KrisBlueNZ - Can you do the calculations and tell us if this really will use less power and the value of the cap needed? (0.20 mfd? less? more?)
pandyaketan (author)  PhilKE3FL7 months ago
Yes, a 0.22 uF ceramic capacitor for 220 V AC Mains or a 0.47 uF capacitor for 110 VAC Mains will do in place of the resistor, if heat is a concern, keeping the diode.

Alternately, the diode can be removed and a capacitor can be attached to one lead of the LED and a 1 kilo ohm resistor, rated for atleast one watt can go with the other lead. (Any lead, since the other end of the cap and resistor are directly on AC Mains).

In the above pic, i have used a Male socket pin. There is no place inside for a capacitor. So i have used the circuit, as above - fully aware that heat is produced by the resistor. But since the resistor is rated for one watt, it does not give way and safety is addressed.

There are many "robust" circuits on the internet, however they all require space and will not fit into something this small. This is the first safe circuit (i couldn't find any other, atleast!).

Right, I ended up using a 47 uF cap, they were easy to get & everything fit inside an non-polarized 120 V AC replacement plug I found at ACE Hardware. I looked up my original circuit, Sept 24, 2006, this was for 120 Volt AC mains:

Anything from 104 (0.1 uf) to 103 (1 uf) works but I found using 474 (0.47 uf) put 2.2 Volts across the 3V ultra-bright LED. I then used a 1N914 (signal diode?) across the LED and also a 470 Ohm 1/4-watt resistor in series with the LED. The resistor and diode were put in to protect the LED and since doing this none of the LEDs have died as of Sept 24th 2006 so that's 7+ years so far. This circuit was published in the Sept 2009 issue of Nuts & Volts magazine.
pandyaketan (author)  PhilKE3FL7 months ago
Lets illuminate the world!
"May the good belong to all the people in the world.
May the rulers go by the path of justice.
May the best of men and their source always prove to be a blessing.
May all the world rejoice in happiness.
May rain come in time and plentifulness be on Earth.
May this world be free from suffering and the noble ones be free from fears"
---- Vedic blessing
thanks i will try .
KrisBlueNZ1 year ago
I should have added the following points to my previous comment.

(p) Using this design is also likely to void your fire insurance. And for good reason.

(q) I can't give you any assurance that this is a complete list of the problems or risks associated with this instructable.
pandyaketan (author)  KrisBlueNZ1 year ago
Haha! Thanks for a detailed analysis, simply amazing!!!
Do post your pics when you make one, my LEDs have been working 8 hrs a day since 2009 and i expect them to last for ten years...see my i'ble dates!

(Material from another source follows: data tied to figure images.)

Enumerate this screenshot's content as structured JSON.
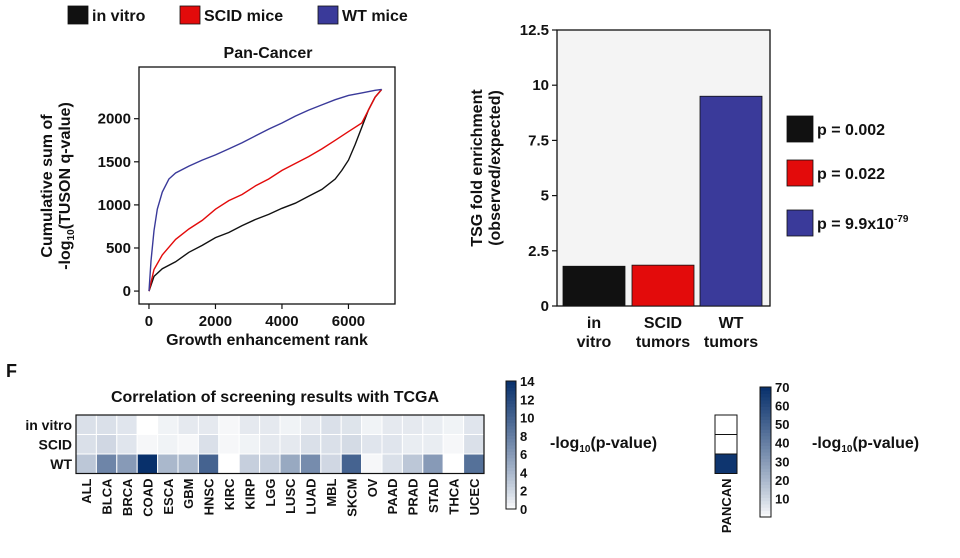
{
  "chart_data": [
    {
      "type": "line",
      "title": "Pan-Cancer",
      "xlabel": "Growth enhancement rank",
      "ylabel": {
        "line1": "Cumulative sum of",
        "line2_prefix": "-log",
        "line2_sub": "10",
        "line2_suffix": "(TUSON q-value)"
      },
      "xlim": [
        -300,
        7400
      ],
      "ylim": [
        -150,
        2600
      ],
      "xticks": [
        "0",
        "2000",
        "4000",
        "6000"
      ],
      "xtick_values": [
        0,
        2000,
        4000,
        6000
      ],
      "yticks": [
        "0",
        "500",
        "1000",
        "1500",
        "2000"
      ],
      "ytick_values": [
        0,
        500,
        1000,
        1500,
        2000
      ],
      "legend_placement": "top",
      "series": [
        {
          "name": "in vitro",
          "color": "#111111",
          "x": [
            0,
            150,
            400,
            800,
            1200,
            1600,
            2000,
            2400,
            2800,
            3200,
            3600,
            4000,
            4400,
            4800,
            5200,
            5600,
            5800,
            6000,
            6200,
            6400,
            6600,
            6800,
            7000
          ],
          "y": [
            0,
            170,
            260,
            340,
            450,
            530,
            620,
            680,
            760,
            830,
            890,
            960,
            1020,
            1100,
            1180,
            1300,
            1400,
            1520,
            1700,
            1900,
            2100,
            2250,
            2340
          ]
        },
        {
          "name": "SCID mice",
          "color": "#e30b0b",
          "x": [
            0,
            150,
            400,
            800,
            1200,
            1600,
            2000,
            2400,
            2800,
            3200,
            3600,
            4000,
            4400,
            4800,
            5200,
            5600,
            6000,
            6400,
            6800,
            7000
          ],
          "y": [
            0,
            250,
            420,
            600,
            720,
            820,
            950,
            1050,
            1120,
            1220,
            1300,
            1400,
            1480,
            1560,
            1650,
            1750,
            1850,
            1950,
            2250,
            2340
          ]
        },
        {
          "name": "WT mice",
          "color": "#3a3a9a",
          "x": [
            0,
            60,
            150,
            250,
            400,
            600,
            800,
            1200,
            1600,
            2000,
            2400,
            2800,
            3200,
            3600,
            4000,
            4400,
            4800,
            5200,
            5600,
            6000,
            6400,
            6800,
            7000
          ],
          "y": [
            0,
            350,
            700,
            950,
            1150,
            1300,
            1370,
            1450,
            1520,
            1580,
            1650,
            1720,
            1800,
            1880,
            1950,
            2030,
            2100,
            2160,
            2220,
            2270,
            2300,
            2330,
            2340
          ]
        }
      ]
    },
    {
      "type": "bar",
      "ylabel": {
        "line1": "TSG fold enrichment",
        "line2": "(observed/expected)"
      },
      "ylim": [
        0,
        12.5
      ],
      "yticks": [
        "0",
        "2.5",
        "5",
        "7.5",
        "10",
        "12.5"
      ],
      "ytick_values": [
        0,
        2.5,
        5,
        7.5,
        10,
        12.5
      ],
      "categories": [
        [
          "in",
          "vitro"
        ],
        [
          "SCID",
          "tumors"
        ],
        [
          "WT",
          "tumors"
        ]
      ],
      "values": [
        1.8,
        1.85,
        9.5
      ],
      "colors": [
        "#111111",
        "#e30b0b",
        "#3a3a9a"
      ],
      "legend": [
        {
          "color": "#111111",
          "text": "p = 0.002",
          "sup": ""
        },
        {
          "color": "#e30b0b",
          "text": "p = 0.022",
          "sup": ""
        },
        {
          "color": "#3a3a9a",
          "text": "p = 9.9x10",
          "sup": "-79"
        }
      ]
    },
    {
      "type": "heatmap",
      "title": "Correlation of screening results with TCGA",
      "rows": [
        "in vitro",
        "SCID",
        "WT"
      ],
      "columns": [
        "ALL",
        "BLCA",
        "BRCA",
        "COAD",
        "ESCA",
        "GBM",
        "HNSC",
        "KIRC",
        "KIRP",
        "LGG",
        "LUSC",
        "LUAD",
        "MBL",
        "SKCM",
        "OV",
        "PAAD",
        "PRAD",
        "STAD",
        "THCA",
        "UCEC"
      ],
      "values": [
        [
          1.5,
          1.5,
          1.2,
          0,
          0.5,
          1,
          1,
          0.3,
          1,
          1,
          0.5,
          1,
          1.5,
          1.3,
          0.5,
          1,
          1,
          0.8,
          0.5,
          1.2
        ],
        [
          1.5,
          2,
          1.2,
          0.3,
          0.5,
          0.3,
          1.5,
          0.3,
          0.5,
          1,
          1,
          1.5,
          1.5,
          1.8,
          1.2,
          1.2,
          0.8,
          0.8,
          0.3,
          1.5
        ],
        [
          3,
          7.5,
          6,
          14,
          4,
          4,
          10,
          0,
          2.5,
          2.5,
          5,
          7,
          2,
          10,
          0.3,
          1.5,
          3,
          6,
          0,
          9
        ]
      ],
      "colorbar": {
        "min": 0,
        "max": 14,
        "ticks": [
          "0",
          "2",
          "4",
          "6",
          "8",
          "10",
          "12",
          "14"
        ],
        "tick_values": [
          0,
          2,
          4,
          6,
          8,
          10,
          12,
          14
        ]
      },
      "colorbar_label": {
        "prefix": "-log",
        "sub": "10",
        "suffix": "(p-value)"
      }
    },
    {
      "type": "heatmap",
      "rows": [
        "in vitro",
        "SCID",
        "WT"
      ],
      "columns": [
        "PANCAN"
      ],
      "values": [
        [
          0
        ],
        [
          0
        ],
        [
          68
        ]
      ],
      "colorbar": {
        "min": 0,
        "max": 70,
        "ticks": [
          "10",
          "20",
          "30",
          "40",
          "50",
          "60",
          "70"
        ],
        "tick_values": [
          10,
          20,
          30,
          40,
          50,
          60,
          70
        ]
      },
      "colorbar_label": {
        "prefix": "-log",
        "sub": "10",
        "suffix": "(p-value)"
      }
    }
  ],
  "panel_label": "F"
}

The circuit is good and working. I've tested it by my self, but why did not you put another same diode on the other side (leg) of the LED before/after the resistance, what is the reason and effect for this!..... Second thing is this, that you apllied resistance of 1 watt of rating, but it gets soooo hot that, u can't touch this!! I applied for 2 watts in place, still hot, hot, and very hot same resistance!!...... What to do now?
pandyaketan (author) 1 year ago
No flicker visible in my case.... may vary from source to source though, but even so, worth it for the simplest AC-DC design...
"May the good belong to all the people in the world.
May the rulers go by the path of justice.
May the best of men and their source always prove to be a blessing.
May all the world rejoice in happiness.
May rain come in time and plentifulness be on Earth.
May this world be free from suffering and the noble ones be free from fears"
---- Vedic blessing
Interesting. great to know, thanks for the share!
mysterion1 year ago
Wouldn't only a half wave rectifier give a 60 Hz flicker of the LED?